Spinal muscular atrophy (SMA) is an untreatable genetic condition that frequently results in the death of young children. At least, that is what it was until a year ago, when the FDA approved Spinraza, a Biogen drug that improves outcomes for SMA patients, though at a cost of $750,000 in just the first year. But Biogen may not have long to enjoy its monopoly on hope for SMA families. Several companies have begun clinical trials for SMA gene therapies. And an article in the New England Journal of Medicine reported encouraging results from a small study of AveXis’s gene therapy for SMA in November.
The SMA success story is one of several that point to a sort of renaissance for gene therapy, which has seen every earlier positive result undercut by side effects, including malignancies and severe reactions to the virus used to deliver the drug.
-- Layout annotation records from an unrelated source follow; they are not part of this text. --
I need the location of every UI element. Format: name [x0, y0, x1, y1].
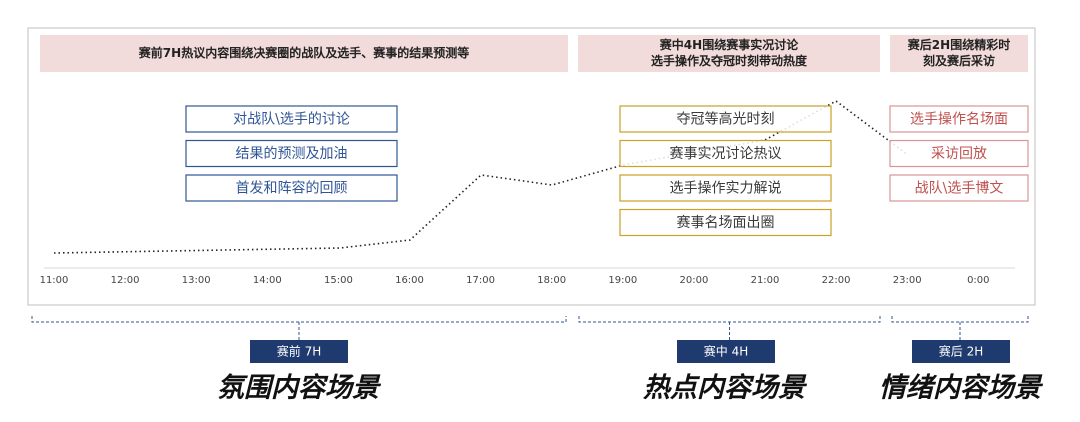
phase-bracket: [891, 316, 1029, 340]
topic-box: [185, 105, 398, 133]
topic-text: 结果的预测及加油: [236, 146, 348, 162]
scene-title: 情绪内容场景: [879, 373, 1044, 404]
phase-header-text: 赛后2H围绕精彩时: [907, 37, 1010, 52]
topic-box: [889, 174, 1029, 202]
time-label: 14:00: [253, 275, 282, 286]
topic-text: 赛事实况讨论热议: [670, 146, 782, 162]
time-label: 15:00: [324, 275, 353, 286]
phase-header: [890, 35, 1028, 72]
topic-box: [619, 139, 832, 168]
time-label: 23:00: [893, 275, 922, 286]
topic-text: 首发和阵容的回顾: [236, 180, 348, 197]
phase-header-text: 赛中4H围绕赛事实况讨论: [659, 37, 799, 52]
phase-header: [578, 35, 880, 72]
topic-box: [619, 208, 832, 237]
time-label: 16:00: [395, 275, 424, 286]
phase-tag-text: 赛前 7H: [277, 344, 321, 359]
topic-text: 采访回放: [931, 146, 987, 162]
phase-header-text: 选手操作及夺冠时刻带动热度: [651, 53, 808, 68]
topic-box: [619, 105, 832, 133]
phase-header-text: 赛前7H热议内容围绕决赛圈的战队及选手、赛事的结果预测等: [138, 45, 469, 60]
phase-header-text: 刻及赛后采访: [923, 53, 995, 68]
topic-text: 赛事名场面出圈: [677, 215, 775, 231]
topic-text: 对战队\选手的讨论: [233, 112, 350, 128]
time-label: 17:00: [466, 275, 495, 286]
time-label: 12:00: [111, 275, 140, 286]
time-label: 22:00: [822, 275, 851, 286]
topic-text: 夺冠等高光时刻: [677, 111, 775, 128]
phase-tag: [250, 340, 348, 363]
scene-title: 氛围内容场景: [217, 373, 382, 404]
scene-title: 热点内容场景: [642, 373, 808, 404]
time-label: 0:00: [967, 275, 989, 286]
topic-box: [185, 174, 398, 202]
phase-tag-text: 赛中 4H: [704, 344, 748, 359]
topic-text: 选手操作实力解说: [670, 181, 782, 197]
topic-box: [889, 105, 1029, 133]
phase-bracket: [31, 316, 567, 340]
phase-bracket: [578, 316, 881, 340]
time-label: 20:00: [679, 275, 708, 286]
time-label: 21:00: [751, 275, 780, 286]
topic-box: [619, 174, 832, 202]
time-label: 13:00: [182, 275, 211, 286]
time-label: 11:00: [40, 275, 69, 286]
topic-box: [185, 139, 398, 168]
phase-tag: [677, 340, 775, 363]
time-label: 19:00: [608, 275, 637, 286]
phase-header: [40, 35, 568, 72]
phase-tag-text: 赛后 2H: [939, 344, 983, 359]
topic-box: [889, 139, 1029, 168]
phase-tag: [912, 340, 1010, 363]
time-label: 18:00: [537, 275, 566, 286]
topic-text: 战队\选手博文: [915, 180, 1004, 197]
topic-text: 选手操作名场面: [910, 112, 1008, 128]
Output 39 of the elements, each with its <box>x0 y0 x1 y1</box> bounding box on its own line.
This time, two trends have increased the odds of success. First, technological advances have made gene editing quicker, easier, and cheaper. Second, researchers appear to have found a better and less toxic delivery system. That’s why the list of diseases currently targeted in gene therapy trials is now pretty long, and includes sickle cell, thalassemia, hemophilia, and a range of metabolic disorders. Capping the year’s list of gene therapy milestones, this week the FDA also announced the first approval of a gene therapy drug, which treats a rare retinal dystrophy that can cause blindness.
The best candidates for gene therapy are diseases where a single missing protein is the key to a cure. If you can get a copy of the gene into the cell and turn it on, the problem is fixed. Other diseases are caused by an aberrant protein, a sort of loose cannon, causing damage or interfering with normal function. In these cases, it is not enough, and may not be necessary, to introduce a working copy of the gene. The key here is to silence the destructive variant.
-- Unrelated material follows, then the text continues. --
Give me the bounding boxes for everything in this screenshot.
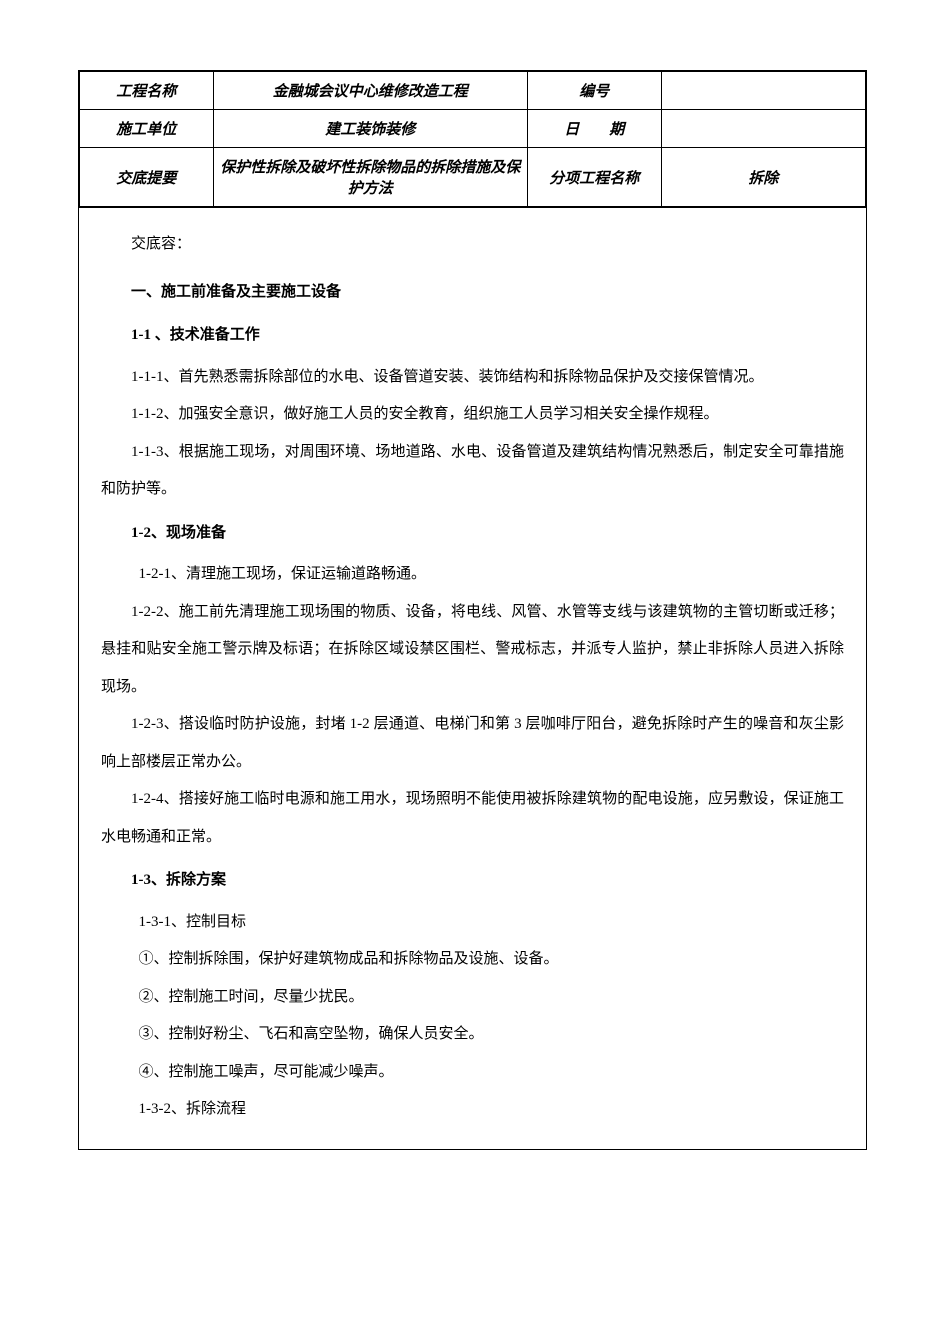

One example of this type of pathology is Huntington’s disease, in which the cumulative damage to the brain results in cognitive decline, psychiatric disease, and the symphony of uncontrolled tics and jerks called chorea. Hope of a possible treatment for this dreadful disease came in December, with a report of a small, preliminary study using a technique called RNA interference. This type of therapy targets the RNA molecule shuttling instructions from the DNA to the cellular machinery where proteins are assembled. By blocking the RNA messenger, the therapy prevents the body from creating the abnormal protein that is responsible for the damage that causes the disease.
The technique has already shown success in treating another rare disease involving an aberrant transthyretin protein. And the early results for Huntington’s are also promising, as it appears to have decreased levels of the toxic protein in the brain without endangering patients.
Stem Cell Therapy
This is the single greatest story of 2017.
If you can bring yourself to do it, for just a minute, imagine this: a disease that makes your skin so fragile that it blisters and tears with the slightest contact. In 2015, a boy with a severe form of this disease, called epidemolysis bullosa, lay in a hospital in Germany. Nearly 60 percent of his body was a gaping, skinless wound. Instead of sending him to hospice care, doctors removed a tiny fraction of what skin the boy possessed and sent it to researchers in Italy. There, scientists succeeded in correcting the genetic defect in his skin stem cells and used them to grow sheets of new skin for grafting. In 2017, the boy is healthy, in school, and blister-free.
Clinical applications of new genetic technology will open the door to more amazing stories like this in 2018 and beyond. Soon, the operative questions will not be about what we can do but about what we can afford. So congratulations 2017, and in the new year, it is time to talk about costs.